Он присоединился к ним, и, сгрудясь, они стали ждать, и холодная долина светлела предрассветно. Над миром лежала туча, тяжелая, сплошная. Она тянулась до черной месы, стирая ее контур, заволакивая скат. Но седловину не заволокло, там проглядывал ясный, пустой омут вечности.

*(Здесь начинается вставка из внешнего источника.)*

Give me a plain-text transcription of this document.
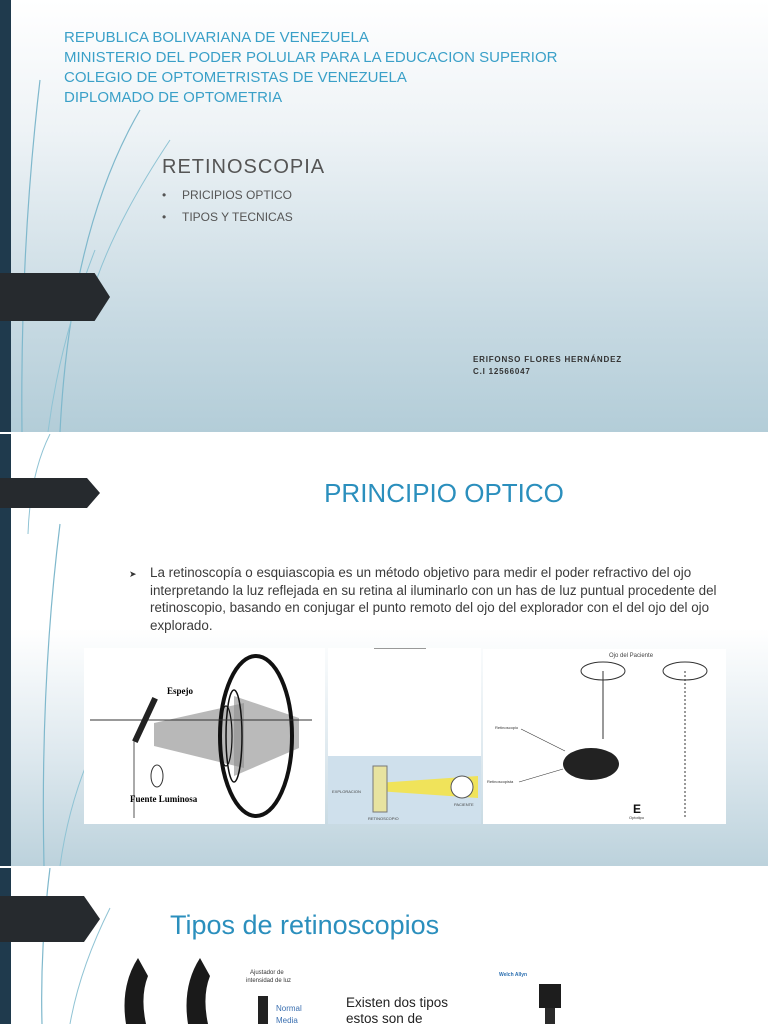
REPUBLICA BOLIVARIANA DE VENEZUELA
MINISTERIO DEL PODER POLULAR PARA LA EDUCACION SUPERIOR
COLEGIO DE OPTOMETRISTAS DE VENEZUELA
DIPLOMADO DE OPTOMETRIA
RETINOSCOPIA
• PRICIPIOS OPTICO
• TIPOS Y TECNICAS
ERIFONSO FLORES HERNÁNDEZ
C.I 12566047
PRINCIPIO OPTICO
➤ La retinoscopía o esquiascopia es un método objetivo para medir el poder refractivo del ojo interpretando la luz reflejada en su retina al iluminarlo con un has de luz puntual procedente del retinoscopio, basando en conjugar el punto remoto del ojo del explorador con el del ojo del ojo explorado.

Espejo
Fuente Luminosa
EXPLORACION
RETINOSCOPIO
PACIENTE
Ojo del Paciente
Retinoscopio
Retinoscopista
E
Optotipo
Tipos de retinoscopios
Ajustador de
intensidad de luz
Normal
Media
Existen dos tipos
estos son de
Welch Allyn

Они смотрели туда и ждали, и, вот — так плавно и переливчато, что глазу и не уловить всей цветовой игры, — пустота стала ярчеть, менять оттенки: от пемзы, через жемчуг и перламутр, к оранжевому, розовому, светлому румянцу. А затем нависшую над месой тучу окаймило снизу огнем, край неба вспыхнул холодным заревом рассвета — и бегуны устремились вперед.
Вздрогнув от этого внезапного и быстрого начала, тихого и дружного, он побежал следом. Он бежал, и тело разрывала боль, и он продолжал бежать. Бег его был беспричинен, бег был ради бега, и родной земли, и разгорающегося рассвета. Взошло солнце в седловине месы и через заснеженный дол и холмы кинуло снопы лучей на дорогу, и ночной холод отступил, и пошел дождь. Вдали стройные черные тела бегущих скользили бесшумно сквозь косой свет и дождь. Он продолжал бежать, его уже облил холодный пот, и грудь ходила ходуном от боли бега. Ноги подкосились, он упал в снег. Кругом шел дождь и чертил сажевые полосы на покалеченных его руках, стекая черными каплями на снег. И он поднялся и продолжил бег. Он был один — и продолжал бежать. Всем существом своим он сосредоточился на чистом движении бега и уже не думал о боли. Не думал ни о чем, мозг охватило полное изнеможение, и теперь он наконец-то видел мир бездумно и проникновенно. Видел каньон, и горы, и небо. Видел дождь, и реку, и заречные поля. Видел темные рассветные холмы. И на бегу он шепотом запел. Без голоса и звука; были только песенные слова. И он бежал, несомый нарастающею песней. Дом из цветени, дом, из рассвета сотворенный. Кцедаба [Здесь конец (таноанский яз.) — традиционная концовка сказания].